Research shows differences between women and men in the incidence, prevalence, and symptoms of many central nervous system-related diseases. Neuroscience research may improve our understanding and treatment of these diseases by yielding tailored "his and hers" pharmaceuticals to treat illness. While one of medicine's primary goals is to provide effective therapies for disease, might this research yield drugs aimed at assisting women and men for their unique cognitive "deficits"? In an era of Western medicine dominated by consumer choice, where will the line be drawn on gender-focused marketing campaigns? Neuroethics discussion may work to form a balanced, informed perspective on the use of emerging medical neuroscience findings and the enhancement possibilities or treatment directives that grow out of them.

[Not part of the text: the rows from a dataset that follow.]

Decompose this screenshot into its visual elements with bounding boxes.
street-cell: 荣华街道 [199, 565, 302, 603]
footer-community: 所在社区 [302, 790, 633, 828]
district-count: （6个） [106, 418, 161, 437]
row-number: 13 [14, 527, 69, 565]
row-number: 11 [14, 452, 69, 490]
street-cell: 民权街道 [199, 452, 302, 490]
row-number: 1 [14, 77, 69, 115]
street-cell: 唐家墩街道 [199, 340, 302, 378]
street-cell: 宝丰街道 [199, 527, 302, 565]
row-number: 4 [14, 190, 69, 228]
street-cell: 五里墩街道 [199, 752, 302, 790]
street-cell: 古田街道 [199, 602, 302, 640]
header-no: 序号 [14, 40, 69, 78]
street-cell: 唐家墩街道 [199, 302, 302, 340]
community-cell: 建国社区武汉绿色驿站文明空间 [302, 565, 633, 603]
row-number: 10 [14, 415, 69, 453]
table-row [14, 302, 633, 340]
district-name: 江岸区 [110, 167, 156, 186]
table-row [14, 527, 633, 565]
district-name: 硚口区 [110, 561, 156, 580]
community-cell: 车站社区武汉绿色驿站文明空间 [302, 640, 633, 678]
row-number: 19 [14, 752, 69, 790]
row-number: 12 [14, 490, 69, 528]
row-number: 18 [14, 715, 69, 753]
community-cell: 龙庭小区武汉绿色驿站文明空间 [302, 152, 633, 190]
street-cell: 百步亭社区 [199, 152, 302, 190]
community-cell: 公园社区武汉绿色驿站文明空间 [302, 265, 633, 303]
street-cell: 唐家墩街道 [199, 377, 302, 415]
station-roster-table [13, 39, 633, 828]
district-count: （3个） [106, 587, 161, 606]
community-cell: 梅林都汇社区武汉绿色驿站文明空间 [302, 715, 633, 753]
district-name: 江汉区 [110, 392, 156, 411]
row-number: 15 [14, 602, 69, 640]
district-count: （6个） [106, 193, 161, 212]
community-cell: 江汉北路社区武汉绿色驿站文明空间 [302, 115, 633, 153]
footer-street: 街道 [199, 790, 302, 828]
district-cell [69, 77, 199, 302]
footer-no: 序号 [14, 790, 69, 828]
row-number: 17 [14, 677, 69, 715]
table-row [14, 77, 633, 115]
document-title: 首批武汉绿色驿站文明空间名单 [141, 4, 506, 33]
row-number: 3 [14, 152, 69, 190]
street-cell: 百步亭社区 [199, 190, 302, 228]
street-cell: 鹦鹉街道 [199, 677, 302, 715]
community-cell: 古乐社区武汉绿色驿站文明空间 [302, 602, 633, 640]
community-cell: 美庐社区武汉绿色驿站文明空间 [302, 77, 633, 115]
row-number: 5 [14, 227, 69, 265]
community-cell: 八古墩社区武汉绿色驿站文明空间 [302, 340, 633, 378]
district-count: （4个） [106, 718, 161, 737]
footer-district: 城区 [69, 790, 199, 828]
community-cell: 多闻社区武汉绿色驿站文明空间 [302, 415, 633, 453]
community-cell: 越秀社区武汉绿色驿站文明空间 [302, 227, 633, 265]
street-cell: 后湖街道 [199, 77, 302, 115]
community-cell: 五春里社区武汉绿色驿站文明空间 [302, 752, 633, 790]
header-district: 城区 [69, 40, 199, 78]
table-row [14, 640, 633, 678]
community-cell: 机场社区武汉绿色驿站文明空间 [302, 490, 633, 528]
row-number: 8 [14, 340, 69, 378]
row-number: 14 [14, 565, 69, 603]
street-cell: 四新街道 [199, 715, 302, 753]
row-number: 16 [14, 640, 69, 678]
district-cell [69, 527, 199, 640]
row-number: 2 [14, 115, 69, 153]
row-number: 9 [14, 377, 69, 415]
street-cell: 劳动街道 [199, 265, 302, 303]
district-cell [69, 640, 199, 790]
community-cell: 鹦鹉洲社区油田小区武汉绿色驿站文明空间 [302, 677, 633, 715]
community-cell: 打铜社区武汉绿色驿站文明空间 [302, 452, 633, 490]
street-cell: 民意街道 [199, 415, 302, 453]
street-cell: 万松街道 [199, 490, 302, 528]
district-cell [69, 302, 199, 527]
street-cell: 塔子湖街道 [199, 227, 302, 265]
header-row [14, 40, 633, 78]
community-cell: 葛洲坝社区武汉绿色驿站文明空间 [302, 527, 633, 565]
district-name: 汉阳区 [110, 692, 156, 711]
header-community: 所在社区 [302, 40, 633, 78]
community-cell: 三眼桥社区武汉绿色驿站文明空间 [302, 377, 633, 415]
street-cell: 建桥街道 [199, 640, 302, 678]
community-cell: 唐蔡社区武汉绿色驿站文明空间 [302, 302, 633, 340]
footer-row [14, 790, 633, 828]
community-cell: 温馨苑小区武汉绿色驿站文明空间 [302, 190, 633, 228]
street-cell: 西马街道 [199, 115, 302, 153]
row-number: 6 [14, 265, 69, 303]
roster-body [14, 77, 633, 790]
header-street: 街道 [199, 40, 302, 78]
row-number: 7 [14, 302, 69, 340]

How might educators interpret and implement neuroscience knowledge about patterns of cognitive development in the classroom? This is already happening in what some have called brain-based learning. A recent article in Educational Leadership argues for integrating this research into pedagogy and lists the qualities inherent to "boys' brains" and "girls' brains" (Gurian and Stevens 2004). The authors cite research showing that girls use more cortical areas for verbal-emotive functioning than for abstract and physical-spatial functions in an effort to explain "many girls' discomfort with deep computer design language." Danger lies in interpretational leaps from basic science data to broad generalities.

In considering the neuroscience of sex differences, we confront a fundamental issue: how do science and society understand female-male differences, or rather, women and men? This question has been the subject of much social science deliberation, but in the realm of scientific research, gender's complexity has too often been lost to biology's complexity. Thus, while scientists have asked, "What causes female-male difference?" there exists a prior question: "What is female-male difference?" Although the answer to this question may appear self-evident, history shows that our answer is subject to the constraints of time and place. Feminist and social studies of science have demonstrated how scientific research, questions, and constructs reflect contemporary cultural presuppositions and beliefs about gender. The point of this work is to show that social resources and contexts are consistently part of the production of knowledge; not only does science take place within specific social contexts, but these contexts form and shape the very style and content of science. Engaging neuroscientists with social scientists and others that wrestle with the complexities of categorization can play an important role in conducting and communicating any research on neurobiological differences between women and men.

Within a social context of unresolved bias and discrimination against women, the neuroscience of sex differences requires explicit ethics attention. Deepening this discussion will help construct the bridge between science and the normative goals of just societies.